It would be exceedingly difficult, if not downright impossible, to question the bona fides of Amorphia‘s Vasuchandran as a true Metalhead. He and his Speed Metal troops tore it up across Japan last year in the midst of the global pandemic, only to return home to four months of lockdown that prevented them from seeing each other or practicing. But rather than slowing down, the group’s singer and guitarist used the time to pursue a project on his own. Like Amorphia, Hell Hordes takes its inspiration from the past greats. This time, however, his love of groups like Deicide, Benediction, and Morbid Angel are added to the mix, putting some Death in his Thrash.
For a brief five tracks, Hell Hordes‘ EP is cinematic in scope and ambition, prefaced with ‘Hymn of the Cursed’ – an acoustic track with plenty of ambiance, orchestration, and sampled bells. Any longer and it may have been a curious anomaly considering what lies ahead. But at a fade over one minute and placed at the start of the EP, it’s different in every way but mood.
Hell Hordes‘ eponymous track is every bit a statement of intent as it should be. Exploding out the gates and charging forward with a guttural grunt, indeed like a rampaging horde from the depths. It rages just as much as Vasuchandran’s work with Amorphia, but with the heft and chug of the more extreme and virulent strains of old school Death Metal. the drums are discombobulating enough that they threaten to spin the entire track out of control, but with explosive accents and mind-meltingly tight performance, it’s all held together seamlessly without letting up on the intensity.
‘Servants of the Serpent‘ is a Lovecraftian tribute to the occult and dark arts that primarily shifts from galloping thrash to full-on blast beats. It’s moments like these that recall the early heyday of Earache Records finding crucial extreme acts from across the globe and taking Death Metal from a global network of underground tape trading to a passionate cult fanbase.

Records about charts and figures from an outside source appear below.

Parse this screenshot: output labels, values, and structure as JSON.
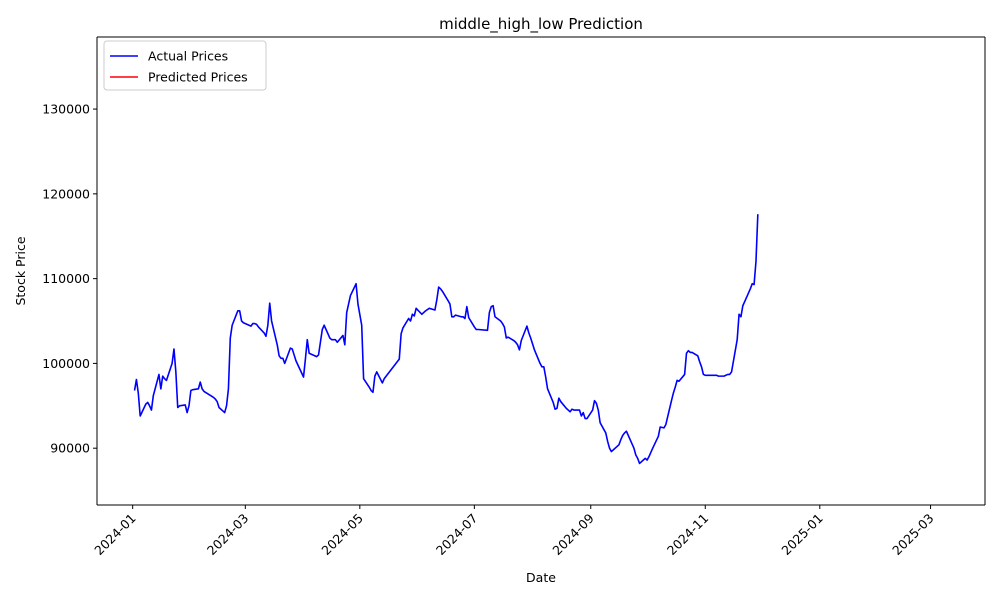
{
  "chart_data": {
    "type": "line",
    "title": "middle_high_low Prediction",
    "xlabel": "Date",
    "ylabel": "Stock Price",
    "x_ticks": [
      "2024-01",
      "2024-03",
      "2024-05",
      "2024-07",
      "2024-09",
      "2024-11",
      "2025-01",
      "2025-03"
    ],
    "y_ticks": [
      90000,
      100000,
      110000,
      120000,
      130000
    ],
    "y_tick_labels": [
      "90000",
      "100000",
      "110000",
      "120000",
      "130000"
    ],
    "xlim": [
      "2023-12-13",
      "2025-03-30"
    ],
    "ylim": [
      83300,
      138500
    ],
    "grid": false,
    "legend_position": "upper left",
    "series": [
      {
        "name": "Actual Prices",
        "color": "#0000ff",
        "points": [
          [
            "2024-01-02",
            96800
          ],
          [
            "2024-01-03",
            98100
          ],
          [
            "2024-01-04",
            96500
          ],
          [
            "2024-01-05",
            93800
          ],
          [
            "2024-01-08",
            95200
          ],
          [
            "2024-01-09",
            95400
          ],
          [
            "2024-01-10",
            95000
          ],
          [
            "2024-01-11",
            94500
          ],
          [
            "2024-01-12",
            96200
          ],
          [
            "2024-01-15",
            98700
          ],
          [
            "2024-01-16",
            97000
          ],
          [
            "2024-01-17",
            98500
          ],
          [
            "2024-01-18",
            98200
          ],
          [
            "2024-01-19",
            98000
          ],
          [
            "2024-01-22",
            100000
          ],
          [
            "2024-01-23",
            101700
          ],
          [
            "2024-01-24",
            99000
          ],
          [
            "2024-01-25",
            94800
          ],
          [
            "2024-01-26",
            95000
          ],
          [
            "2024-01-29",
            95100
          ],
          [
            "2024-01-30",
            94200
          ],
          [
            "2024-01-31",
            95000
          ],
          [
            "2024-02-01",
            96800
          ],
          [
            "2024-02-02",
            96900
          ],
          [
            "2024-02-05",
            97000
          ],
          [
            "2024-02-06",
            97800
          ],
          [
            "2024-02-07",
            97000
          ],
          [
            "2024-02-08",
            96700
          ],
          [
            "2024-02-13",
            96000
          ],
          [
            "2024-02-14",
            95800
          ],
          [
            "2024-02-15",
            95500
          ],
          [
            "2024-02-16",
            94800
          ],
          [
            "2024-02-19",
            94200
          ],
          [
            "2024-02-20",
            95000
          ],
          [
            "2024-02-21",
            97000
          ],
          [
            "2024-02-22",
            103000
          ],
          [
            "2024-02-23",
            104500
          ],
          [
            "2024-02-26",
            106200
          ],
          [
            "2024-02-27",
            106200
          ],
          [
            "2024-02-28",
            105000
          ],
          [
            "2024-02-29",
            104800
          ],
          [
            "2024-03-04",
            104400
          ],
          [
            "2024-03-05",
            104700
          ],
          [
            "2024-03-06",
            104700
          ],
          [
            "2024-03-07",
            104600
          ],
          [
            "2024-03-08",
            104300
          ],
          [
            "2024-03-11",
            103600
          ],
          [
            "2024-03-12",
            103200
          ],
          [
            "2024-03-13",
            104500
          ],
          [
            "2024-03-14",
            107100
          ],
          [
            "2024-03-15",
            105000
          ],
          [
            "2024-03-18",
            102200
          ],
          [
            "2024-03-19",
            100900
          ],
          [
            "2024-03-20",
            100600
          ],
          [
            "2024-03-21",
            100600
          ],
          [
            "2024-03-22",
            100000
          ],
          [
            "2024-03-25",
            101800
          ],
          [
            "2024-03-26",
            101700
          ],
          [
            "2024-03-27",
            101000
          ],
          [
            "2024-03-28",
            100300
          ],
          [
            "2024-04-01",
            98400
          ],
          [
            "2024-04-02",
            100500
          ],
          [
            "2024-04-03",
            102800
          ],
          [
            "2024-04-04",
            101200
          ],
          [
            "2024-04-08",
            100800
          ],
          [
            "2024-04-09",
            101000
          ],
          [
            "2024-04-10",
            102500
          ],
          [
            "2024-04-11",
            104000
          ],
          [
            "2024-04-12",
            104500
          ],
          [
            "2024-04-15",
            103000
          ],
          [
            "2024-04-16",
            102800
          ],
          [
            "2024-04-17",
            102800
          ],
          [
            "2024-04-18",
            102800
          ],
          [
            "2024-04-19",
            102500
          ],
          [
            "2024-04-22",
            103300
          ],
          [
            "2024-04-23",
            102200
          ],
          [
            "2024-04-24",
            106000
          ],
          [
            "2024-04-25",
            107000
          ],
          [
            "2024-04-26",
            108000
          ],
          [
            "2024-04-29",
            109400
          ],
          [
            "2024-04-30",
            107000
          ],
          [
            "2024-05-02",
            104500
          ],
          [
            "2024-05-03",
            98200
          ],
          [
            "2024-05-06",
            97200
          ],
          [
            "2024-05-07",
            96800
          ],
          [
            "2024-05-08",
            96600
          ],
          [
            "2024-05-09",
            98500
          ],
          [
            "2024-05-10",
            99000
          ],
          [
            "2024-05-13",
            97700
          ],
          [
            "2024-05-14",
            98200
          ],
          [
            "2024-05-22",
            100500
          ],
          [
            "2024-05-23",
            103500
          ],
          [
            "2024-05-24",
            104200
          ],
          [
            "2024-05-27",
            105300
          ],
          [
            "2024-05-28",
            105000
          ],
          [
            "2024-05-29",
            105800
          ],
          [
            "2024-05-30",
            105600
          ],
          [
            "2024-05-31",
            106500
          ],
          [
            "2024-06-03",
            105800
          ],
          [
            "2024-06-04",
            106000
          ],
          [
            "2024-06-05",
            106200
          ],
          [
            "2024-06-07",
            106500
          ],
          [
            "2024-06-10",
            106300
          ],
          [
            "2024-06-11",
            107500
          ],
          [
            "2024-06-12",
            109000
          ],
          [
            "2024-06-13",
            108800
          ],
          [
            "2024-06-14",
            108500
          ],
          [
            "2024-06-17",
            107400
          ],
          [
            "2024-06-18",
            107000
          ],
          [
            "2024-06-19",
            105500
          ],
          [
            "2024-06-20",
            105500
          ],
          [
            "2024-06-21",
            105700
          ],
          [
            "2024-06-24",
            105500
          ],
          [
            "2024-06-25",
            105500
          ],
          [
            "2024-06-26",
            105300
          ],
          [
            "2024-06-27",
            106700
          ],
          [
            "2024-06-28",
            105400
          ],
          [
            "2024-07-01",
            104300
          ],
          [
            "2024-07-02",
            104000
          ],
          [
            "2024-07-03",
            104000
          ],
          [
            "2024-07-08",
            103900
          ],
          [
            "2024-07-09",
            106000
          ],
          [
            "2024-07-10",
            106700
          ],
          [
            "2024-07-11",
            106800
          ],
          [
            "2024-07-12",
            105500
          ],
          [
            "2024-07-15",
            105000
          ],
          [
            "2024-07-16",
            104700
          ],
          [
            "2024-07-17",
            104300
          ],
          [
            "2024-07-18",
            103000
          ],
          [
            "2024-07-19",
            103100
          ],
          [
            "2024-07-22",
            102700
          ],
          [
            "2024-07-23",
            102500
          ],
          [
            "2024-07-24",
            102200
          ],
          [
            "2024-07-25",
            101600
          ],
          [
            "2024-07-26",
            102700
          ],
          [
            "2024-07-29",
            104400
          ],
          [
            "2024-07-30",
            103600
          ],
          [
            "2024-07-31",
            103000
          ],
          [
            "2024-08-01",
            102300
          ],
          [
            "2024-08-02",
            101600
          ],
          [
            "2024-08-05",
            100000
          ],
          [
            "2024-08-06",
            99600
          ],
          [
            "2024-08-07",
            99600
          ],
          [
            "2024-08-08",
            98400
          ],
          [
            "2024-08-09",
            97000
          ],
          [
            "2024-08-12",
            95400
          ],
          [
            "2024-08-13",
            94600
          ],
          [
            "2024-08-14",
            94700
          ],
          [
            "2024-08-15",
            95900
          ],
          [
            "2024-08-16",
            95500
          ],
          [
            "2024-08-19",
            94700
          ],
          [
            "2024-08-20",
            94500
          ],
          [
            "2024-08-21",
            94300
          ],
          [
            "2024-08-22",
            94600
          ],
          [
            "2024-08-23",
            94500
          ],
          [
            "2024-08-26",
            94500
          ],
          [
            "2024-08-27",
            93800
          ],
          [
            "2024-08-28",
            94200
          ],
          [
            "2024-08-29",
            93500
          ],
          [
            "2024-08-30",
            93500
          ],
          [
            "2024-09-02",
            94500
          ],
          [
            "2024-09-03",
            95600
          ],
          [
            "2024-09-04",
            95300
          ],
          [
            "2024-09-05",
            94500
          ],
          [
            "2024-09-06",
            93000
          ],
          [
            "2024-09-09",
            91800
          ],
          [
            "2024-09-10",
            90800
          ],
          [
            "2024-09-11",
            90000
          ],
          [
            "2024-09-12",
            89600
          ],
          [
            "2024-09-13",
            89800
          ],
          [
            "2024-09-16",
            90400
          ],
          [
            "2024-09-17",
            91000
          ],
          [
            "2024-09-18",
            91500
          ],
          [
            "2024-09-19",
            91800
          ],
          [
            "2024-09-20",
            92000
          ],
          [
            "2024-09-23",
            90500
          ],
          [
            "2024-09-24",
            90000
          ],
          [
            "2024-09-25",
            89200
          ],
          [
            "2024-09-26",
            88800
          ],
          [
            "2024-09-27",
            88200
          ],
          [
            "2024-09-30",
            88800
          ],
          [
            "2024-10-01",
            88600
          ],
          [
            "2024-10-02",
            89000
          ],
          [
            "2024-10-03",
            89500
          ],
          [
            "2024-10-04",
            90000
          ],
          [
            "2024-10-07",
            91400
          ],
          [
            "2024-10-08",
            92500
          ],
          [
            "2024-10-10",
            92400
          ],
          [
            "2024-10-11",
            92800
          ],
          [
            "2024-10-14",
            95600
          ],
          [
            "2024-10-15",
            96500
          ],
          [
            "2024-10-16",
            97200
          ],
          [
            "2024-10-17",
            98000
          ],
          [
            "2024-10-18",
            97900
          ],
          [
            "2024-10-21",
            98700
          ],
          [
            "2024-10-22",
            101200
          ],
          [
            "2024-10-23",
            101500
          ],
          [
            "2024-10-24",
            101300
          ],
          [
            "2024-10-25",
            101300
          ],
          [
            "2024-10-28",
            100900
          ],
          [
            "2024-10-29",
            100200
          ],
          [
            "2024-10-30",
            99600
          ],
          [
            "2024-10-31",
            98700
          ],
          [
            "2024-11-01",
            98600
          ],
          [
            "2024-11-04",
            98600
          ],
          [
            "2024-11-05",
            98600
          ],
          [
            "2024-11-06",
            98600
          ],
          [
            "2024-11-07",
            98600
          ],
          [
            "2024-11-08",
            98500
          ],
          [
            "2024-11-11",
            98500
          ],
          [
            "2024-11-12",
            98600
          ],
          [
            "2024-11-13",
            98700
          ],
          [
            "2024-11-14",
            98700
          ],
          [
            "2024-11-15",
            99000
          ],
          [
            "2024-11-18",
            102800
          ],
          [
            "2024-11-19",
            105800
          ],
          [
            "2024-11-20",
            105500
          ],
          [
            "2024-11-21",
            106800
          ],
          [
            "2024-11-22",
            107300
          ],
          [
            "2024-11-25",
            108800
          ],
          [
            "2024-11-26",
            109400
          ],
          [
            "2024-11-27",
            109300
          ],
          [
            "2024-11-28",
            112000
          ],
          [
            "2024-11-29",
            117600
          ]
        ]
      },
      {
        "name": "Predicted Prices",
        "color": "#ff0000",
        "points": []
      }
    ]
  }
}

First single ‘Reckoning of Chaos and Beyond‘ had already gone a long way to establish Hell Hordes as an intriguing prospect for DM heads upon its release last summer, particularly for those whose hearts lie in the transitional point in the late ’80s when Metal sought to push new extremes. There’s the rawness and warmth of classic records borne from the hallowed grounds of Morrisound Studios like Cancer‘s ‘Death Shall Rise’ or ‘Arise’ by Sepultura. However, it’s arguable whether even ‘Harmony Corruption’ was as blown out as this EP across the board. While it has one foot the past, listeners of contemporary extreme metal could easily get swept up in Hell Hordes raging and relentless brutality.
Closer ‘Death Cult’ features some ferocious double pedal blasts before it slows to a lurching groove which swirls around Vasuchandran’s distinctive growl. It’s possibly the EP’s most “Slayeresque” moment, with discordant fret runs and all. The tune is suitably evil as a homage to ritual communications with the dead and dark spirits.
Vasuchandran’s explorations of Death Thrash with Hell Hordes may exist because of the specific and unprecedented circumstances brought about by a global pandemic, but it would be a damn shame if this is a one-and-done project created simply from having some downtime. The absolute balls-out craziness of the work elevates it above the level of nostalgia act. Hell Hordes‘ EP would be an easy favorite for both fans of today’s most extreme metal that places importance on musical expertise and rhythmic complexity, along with the genre’s old school enthusiasts who may long for something new that rips this hard without the homogenized ‘modern’ production that may turn them off to most newer groups.